Thursday, December 29, 2011

Cisco nV Technology

According to Cisco’s Visual Networking Index, network operators will deliver upwards of a zettabyte (1021 bytes) of data to 15 billion fixed and mobile devices by 2015. That will be the challenge of the Next-Generation Internet.

To meet that challenge, service providers will need networks that meet the following requirements:
  • Support for mobile, business and residential services over a converged infrastructure
  • Unprecedented scale and density
  • High service availability
  • Increased service velocity
  • Reduced network complexity
With today’s network architectures, as demand for IP services grows, the need to provision and manage huge numbers of separate physical platforms grows as well. And network capex and opex costs grow in parallel.

What if there was a way to consolidate many of those separate physical platforms? What if network providers could view hundreds or even thousands of physically distinct chasses as a single virtual node? This is the vision behind Cisco’s Network Virtualization or “nV” Technology.

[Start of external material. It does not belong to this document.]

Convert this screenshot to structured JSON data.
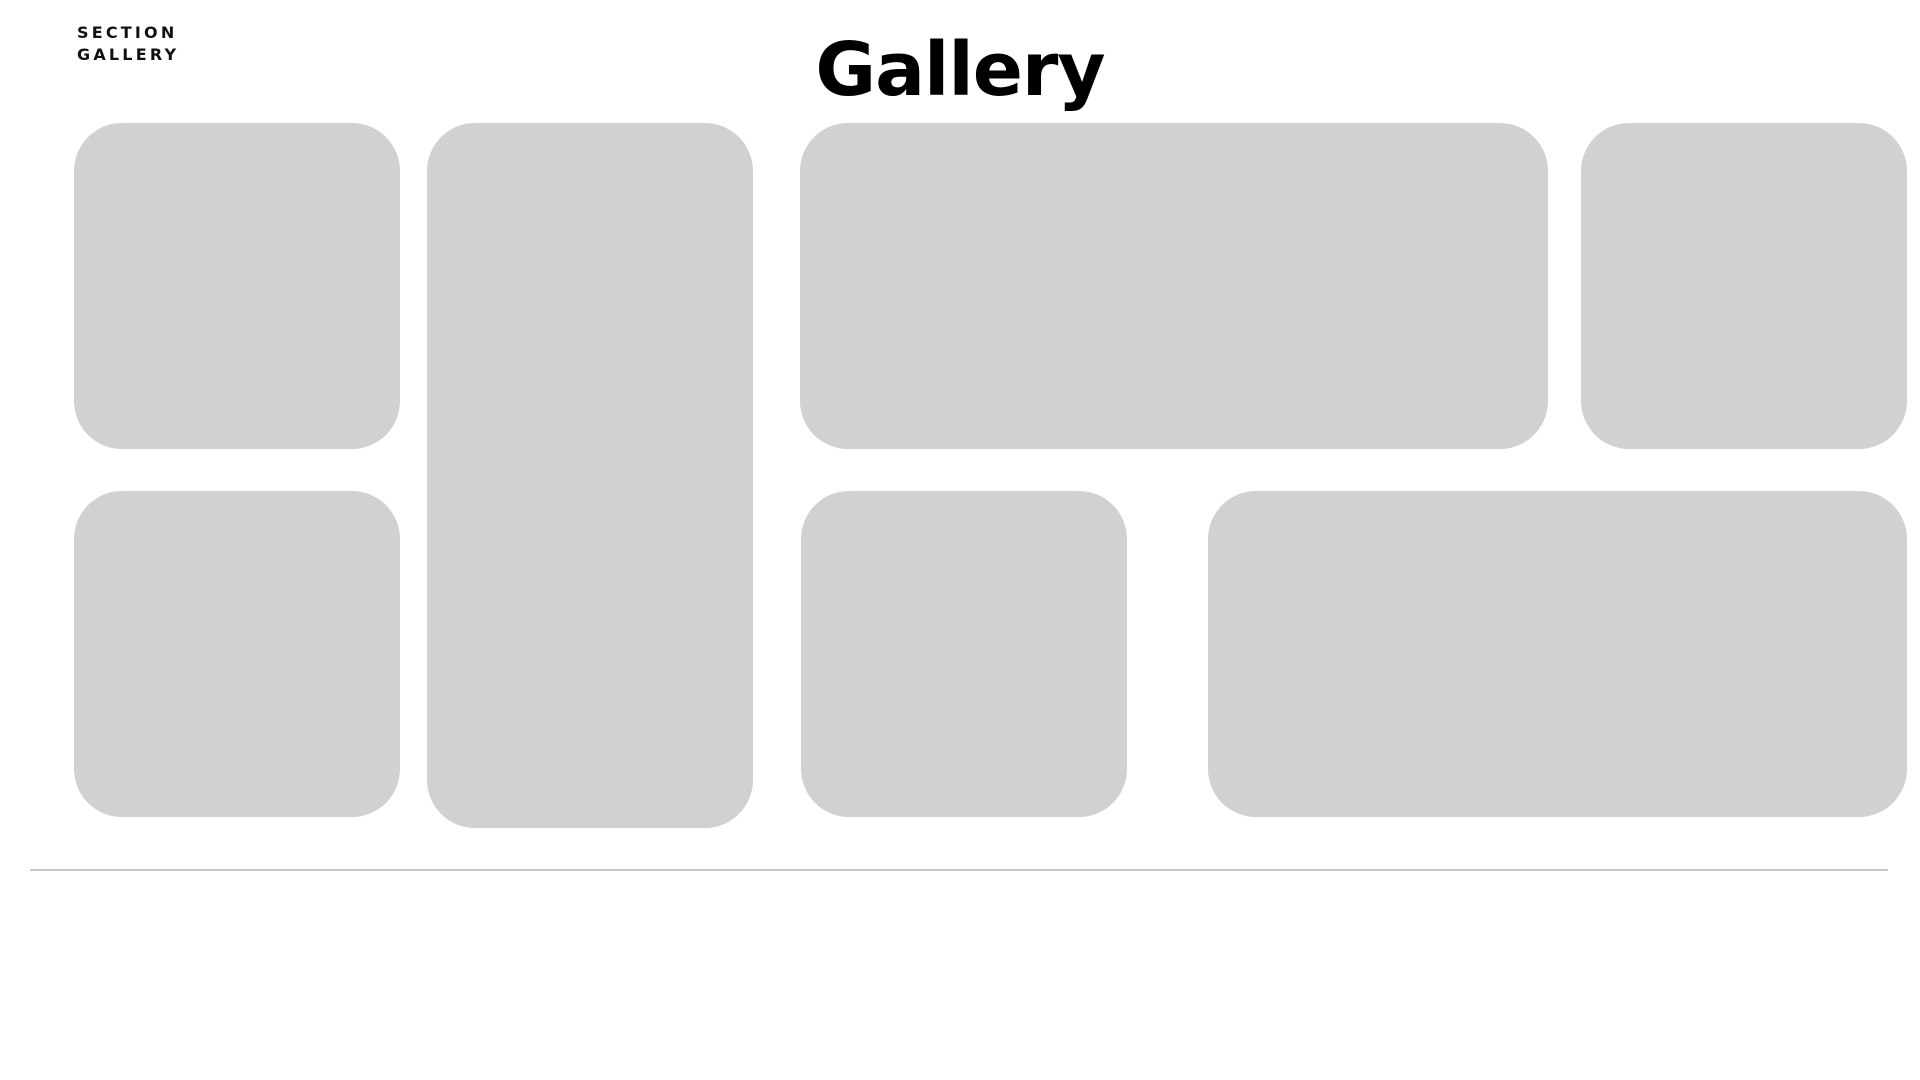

Cisco nV Technology, as utilized by the new Cisco ASR 9000 System, provides two primary benefits:
  • Distributed resiliency: Service providers can operate two Cisco ASR 9000 platforms as a single, virtual ASR 9000 System by logically linking two physical platforms with a shared control plane, improving availability and bandwidth utilization.
  • Distributed scalability: Cisco nV technology lets operators extend Cisco ASR 9000 System capabilities using other system platforms – namely the smaller ASR 9000v, and the new ASR 901 and ASR 903 – as remote, “virtual” line cards, rather than standalone platforms. With this ability, operators can get exactly the bandwidth they need, when and where they need it, without having to separately provision hundreds of access platforms.
Cisco nV technology allows service providers to create an entirely new, virtualized transport architecture that can simplify network operations and dramatically lower costs.